Mikayla Adkison, 20, of Diana, a junior biology major at UT Tyler, is learning about the potato psyllid, an insect pest that causes problems for potatoes.

Her project involves analyzing and examining the viral community of potato psyllids, which transmit a bacterium that negatively affects the vascular system of potatoes and can damage the crops.

The goal is to analyze the viruses found in potato psyllids and ultimately produce a virus that could be delivered into the natural environment and kill the potato psyllids thereby preventing the spread of the potato-damaging bacterium. Insect viruses are not harmful to humans, Dr. Blake Bextine, UT Tyler associate professor, said.

Ms. Adkison said she wanted to participate in the LSAMP program as a way to gain more research experience.

For the past three years, she has researched phytoplasma, a pathogen that attacks palm trees.

Although she enjoyed that research project, she wanted to take advantage of this opportunity to participate in a different project so she could expand her knowledge and learn about different research methods.

Ms. Adkison said through this summer work she has learned “that research is slow-going whenever you’re starting, but (it’s) interesting that anything we do will have a result.”

Ultimately, she would like to become a neurologist and conduct research possibly in the area of Alzheimer’s disease.

“It’s been a really pleasurable experience to start with something new and be involved in LSAMP,” she said.

 

FACULTY MENTORS

The students are not the only ones who reap benefits from this program. Faculty mentors do, too.

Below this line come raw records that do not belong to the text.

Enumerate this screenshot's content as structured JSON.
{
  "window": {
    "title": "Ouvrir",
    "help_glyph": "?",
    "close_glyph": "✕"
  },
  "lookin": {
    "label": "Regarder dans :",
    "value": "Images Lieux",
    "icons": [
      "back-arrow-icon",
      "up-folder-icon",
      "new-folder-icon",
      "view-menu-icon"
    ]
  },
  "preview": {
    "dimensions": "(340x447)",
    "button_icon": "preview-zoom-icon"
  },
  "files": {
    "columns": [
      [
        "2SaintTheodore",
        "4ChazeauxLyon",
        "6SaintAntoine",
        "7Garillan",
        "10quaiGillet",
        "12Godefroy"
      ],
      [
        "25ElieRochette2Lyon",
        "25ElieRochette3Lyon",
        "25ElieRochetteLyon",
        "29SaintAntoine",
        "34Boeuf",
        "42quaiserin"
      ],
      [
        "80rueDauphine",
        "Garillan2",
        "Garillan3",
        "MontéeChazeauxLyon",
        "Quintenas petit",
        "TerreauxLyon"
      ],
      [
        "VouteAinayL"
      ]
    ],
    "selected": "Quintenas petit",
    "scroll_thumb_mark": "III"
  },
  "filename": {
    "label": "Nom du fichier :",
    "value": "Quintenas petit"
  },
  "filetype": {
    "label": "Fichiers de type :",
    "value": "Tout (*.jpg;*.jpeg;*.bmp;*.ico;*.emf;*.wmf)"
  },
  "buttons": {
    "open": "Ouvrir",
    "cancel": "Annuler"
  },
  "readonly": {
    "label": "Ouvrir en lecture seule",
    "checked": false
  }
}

“We have incredibly bright undergraduate students at the university, and they have the ability to actually help with our research projects,” Bextine said.

Dr. Hector Ochoa, assistant professor of electrical engineering and a faculty mentor for Huffman, said he enjoys providing a research experience to undergraduate students because most students are just focused on their coursework. He said performing research at the undergraduate level is really rare.

Hoe said seeing the students grow in terms of acquiring more knowledge, conducting research and furthering the research agenda is positive for the students’ growth and the professors’ publishable research.

Bextine said the LSAMP program is aimed at encouraging minorities to enter the STEM fields and one of those minority groups is women.

“If there is a way that we can help further that knowledge base, then I think you win as a society because they’re untapped resources,” Bextine said.